European Lions2Life project demonstrates re-purposing used e-bike batteries to store electricity generated by renewable energy plants
Created a pilot storage facility with cells recovered from over 150 e-bike batteries
(Sustainabilityenvironment.com) – Micro-electric mobility is spreading in Italian and European cities, offering new opportunities for the decarbonisation of transport. In view of the increasing growth of bicycles, scooters and scooters, there are those who have thought of a way to include even these means in a sustainable circular economy. This is the case of the European project Lions2Life, launched in 2018 by a group of researchers and industrial players including Italy’s Erion (formerly still Ecodom). The initiative, led by the Polytechnic University of Valencia, aimed to create a new model of “reuse” applicable at the urban level. The basic idea was to recycle the batteries for electric bikes no longer usable by the vehicle itself, to create stationary storage for renewable energy systems.
The assumptions of the project are the same as those of other circular initiatives, carried out in recent years by the big names in the automotive world: to provide a second life to the electric bike batteries, exploiting their residual capacity. But in this case the focus is on much smaller vehicles.
The team developed a dedicated technology with which to reuse used batteries from electric bikes. The only prerequisite was that the units had a residual state of health (SoH) greater than 80%. After some durability tests, they inaugurated in the eco-neighborhood “La Pinada” in Valencia, a pilot storage facility.

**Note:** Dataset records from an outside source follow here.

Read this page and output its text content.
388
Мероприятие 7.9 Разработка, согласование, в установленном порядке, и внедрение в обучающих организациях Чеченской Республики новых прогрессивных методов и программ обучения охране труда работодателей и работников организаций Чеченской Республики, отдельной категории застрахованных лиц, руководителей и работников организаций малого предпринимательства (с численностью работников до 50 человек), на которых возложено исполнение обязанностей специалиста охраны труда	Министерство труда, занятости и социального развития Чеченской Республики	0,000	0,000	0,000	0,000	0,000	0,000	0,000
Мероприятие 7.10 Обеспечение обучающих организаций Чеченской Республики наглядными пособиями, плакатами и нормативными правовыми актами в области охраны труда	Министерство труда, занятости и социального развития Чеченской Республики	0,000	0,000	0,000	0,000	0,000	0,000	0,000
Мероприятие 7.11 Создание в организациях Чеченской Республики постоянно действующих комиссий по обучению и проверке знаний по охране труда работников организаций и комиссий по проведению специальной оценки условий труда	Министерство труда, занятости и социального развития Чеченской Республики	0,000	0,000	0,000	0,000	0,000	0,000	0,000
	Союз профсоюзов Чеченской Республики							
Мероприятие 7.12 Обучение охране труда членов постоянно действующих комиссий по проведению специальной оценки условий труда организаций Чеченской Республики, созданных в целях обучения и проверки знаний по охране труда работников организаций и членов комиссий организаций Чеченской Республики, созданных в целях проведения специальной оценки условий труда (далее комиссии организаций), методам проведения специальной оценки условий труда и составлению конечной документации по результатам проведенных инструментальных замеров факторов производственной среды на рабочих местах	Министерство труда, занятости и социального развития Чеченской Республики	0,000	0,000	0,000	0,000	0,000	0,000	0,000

The system has 560 cells “recovered” from more than 150 e-bike batteries and is connected directly to photovoltaic modules installed on one of the off-grid structures of the “Pinada Lab” innovation center. The result is a prototype with a capacity of 6.15 kWh.
Lions2Life researchers calculated that giving batteries a second life increases their effective life cycle by 20 percent. This results in an estimated cost savings of up to 62.5 percent per unit purchased. In addition to avoiding the extraction of new virgin raw materials.
“In 2021, e-bikes sold in Italy were 295,000 with a growth of +5% compared to 2020″, said Luca Campadello, Manager of the Projects & Innovation Team at Erion. “Given the importance of these numbers, which continue to grow, Lions2life represents a response to the challenge posed by sustainable mobility in terms of proper battery recycling“.